La vergüenza
La imagen, un hombre joven que sostiene un telefonito de los más viejos (con pantalla naranja, sin tapita, y ni soñar con cámara, mp3, bluetooth, etc.) provoca, interpela y asusta. “¿Tu celu te da vergüenza?”, pregunta el texto en una tipografía cool que algún diseñador seleccionó con premeditación y alevosía. La cabeza del chico está cubierta por una bolsa de papel marrón.
La historia de este país nos enseña que una capucha es algo más que la “pieza puntiaguda que llevan algunas prendas de vestir en la parte superior de la espalda”. Y si no lo hemos aprendido ya, deberíamos hacerlo pronto.
Apelar a la foto de una cabeza cubierta para vender algo en la Argentina modelo 2008 puede ser dos cosas igualmente preocupantes: una repugnante provocación o la desmemoria punzante que duele y ocupa más lugar –vacío– que el recuerdo.
La vía pública, espacio ciudadano si los hay, es un ámbito para circular libremente.

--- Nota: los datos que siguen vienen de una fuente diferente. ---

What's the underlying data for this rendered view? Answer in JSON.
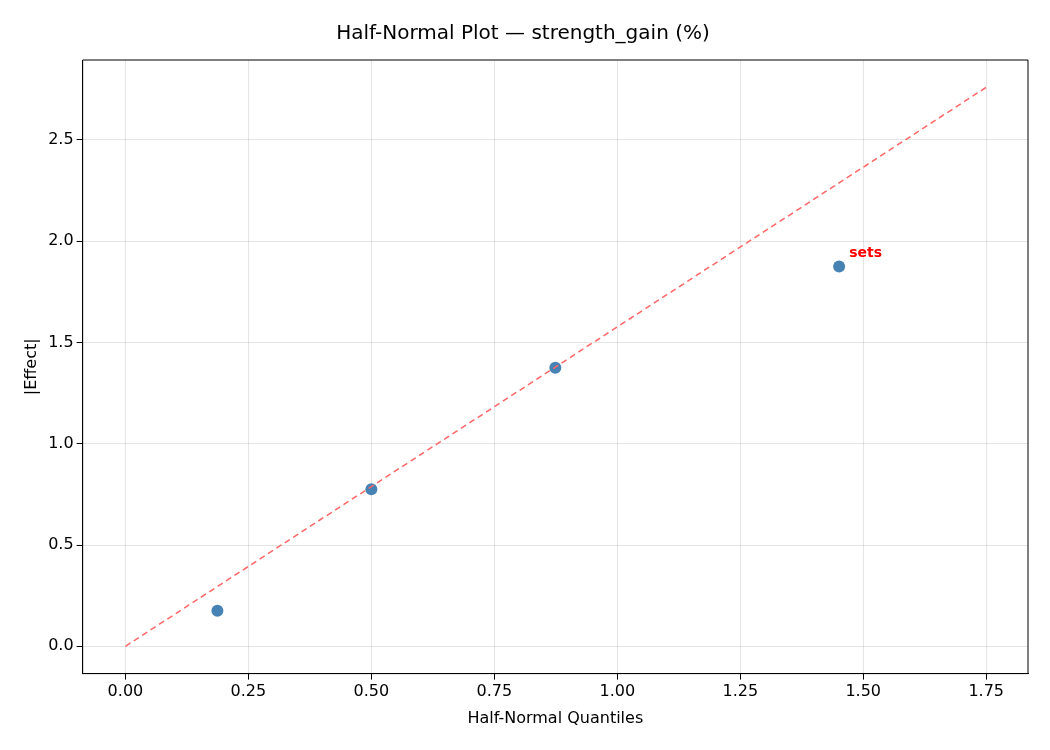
{
  "chart_data": {
    "type": "scatter",
    "title": "Half-Normal Plot — strength_gain (%)",
    "xlabel": "Half-Normal Quantiles",
    "ylabel": "|Effect|",
    "series": [
      {
        "color": "#4682b4",
        "x": [
          0.187,
          0.5,
          0.874,
          1.451
        ],
        "values": [
          0.175,
          0.775,
          1.375,
          1.875
        ],
        "marker": "circle"
      },
      {
        "type": "line",
        "color": "#ff6666",
        "x": [
          0,
          1.75
        ],
        "values": [
          0,
          2.76
        ],
        "line_style": "dashed",
        "marker": "none"
      }
    ],
    "xlim": [
      -0.087,
      1.835
    ],
    "ylim": [
      -0.135,
      2.895
    ],
    "xticks": [
      {
        "value": 0,
        "label": "0.00"
      },
      {
        "value": 0.25,
        "label": "0.25"
      },
      {
        "value": 0.5,
        "label": "0.50"
      },
      {
        "value": 0.75,
        "label": "0.75"
      },
      {
        "value": 1,
        "label": "1.00"
      },
      {
        "value": 1.25,
        "label": "1.25"
      },
      {
        "value": 1.5,
        "label": "1.50"
      },
      {
        "value": 1.75,
        "label": "1.75"
      }
    ],
    "yticks": [
      {
        "value": 0,
        "label": "0.0"
      },
      {
        "value": 0.5,
        "label": "0.5"
      },
      {
        "value": 1,
        "label": "1.0"
      },
      {
        "value": 1.5,
        "label": "1.5"
      },
      {
        "value": 2,
        "label": "2.0"
      },
      {
        "value": 2.5,
        "label": "2.5"
      }
    ],
    "grid": true,
    "annotations": [
      {
        "text": "sets",
        "x": 1.451,
        "y": 1.875
      }
    ]
  }
}
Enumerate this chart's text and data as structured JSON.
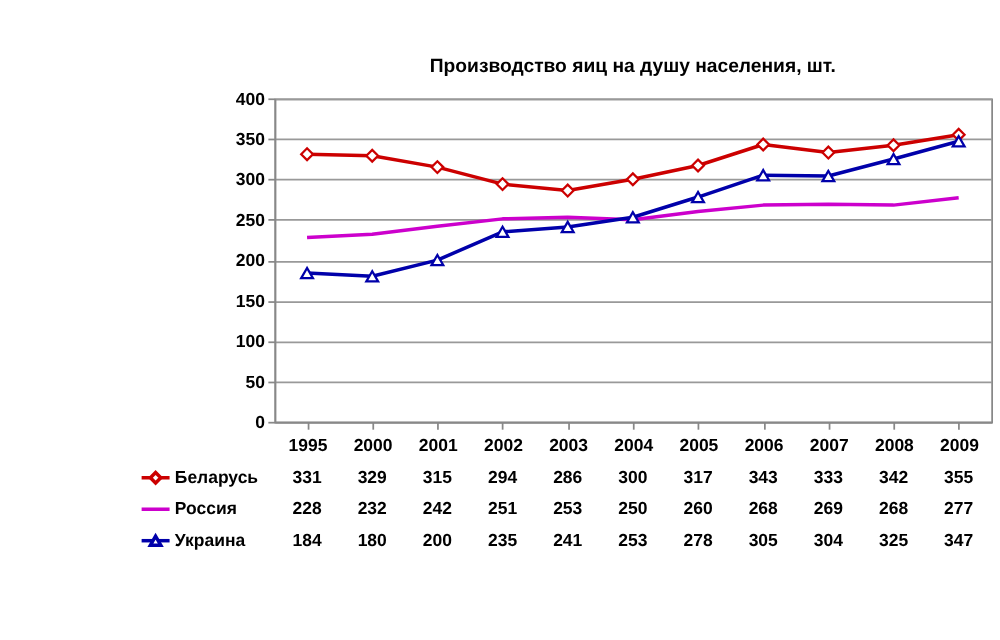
{
  "chart_data": {
    "type": "line",
    "title": "Производство яиц на душу населения, шт.",
    "categories": [
      "1995",
      "2000",
      "2001",
      "2002",
      "2003",
      "2004",
      "2005",
      "2006",
      "2007",
      "2008",
      "2009"
    ],
    "series": [
      {
        "name": "Беларусь",
        "color": "#cc0000",
        "marker": "diamond",
        "values": [
          331,
          329,
          315,
          294,
          286,
          300,
          317,
          343,
          333,
          342,
          355
        ]
      },
      {
        "name": "Россия",
        "color": "#cc00cc",
        "marker": "none",
        "values": [
          228,
          232,
          242,
          251,
          253,
          250,
          260,
          268,
          269,
          268,
          277
        ]
      },
      {
        "name": "Украина",
        "color": "#0000aa",
        "marker": "triangle",
        "values": [
          184,
          180,
          200,
          235,
          241,
          253,
          278,
          305,
          304,
          325,
          347
        ]
      }
    ],
    "ylim": [
      0,
      400
    ],
    "yticks": [
      0,
      50,
      100,
      150,
      200,
      250,
      300,
      350,
      400
    ],
    "grid": "y",
    "data_labels": true,
    "line_style": "solid",
    "legend": "bottom left"
  }
}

Atrás quedaron, por suerte, y tras mucho sudor y sangre, los tiempos donde la calle no era de todos porque la mano dura de las fuerzas represivas hacía desaparecer cuerpos, ideas y proyectos.
La publicidad que invade nuestras veredas y contamina el entorno visual que arma el telón de fondo de nuestra vida, es el nuevo enemigo silencioso. En democracia, la dictadura del consumo esgrime mecanismos más sutiles pero de igual potencia ideológica.
Con la cabeza tapada es imposible ver la pantalla del teléfono, que viejo o nuevo, puede de igual manera comunicarnos o perdernos en el aislamiento del que escribe un mensaje de texto y se choca con los otros transeúntes. Y, peor aún, puede perderse uno de ver el mundo y los ojos de los otros, esa pantalla que muestra más que ninguna otra.
Quizás algunos se identifiquen con aquel afiche. Sospecho que son unos cuantos. A mi lo que me da vergüenza no es mi celu, sino una publicidad como ésta. Pero no voy a taparme la cabeza ni dejar que nadie me la tape. En cambio, voy a abrir los ojos, y mirarla a la cara.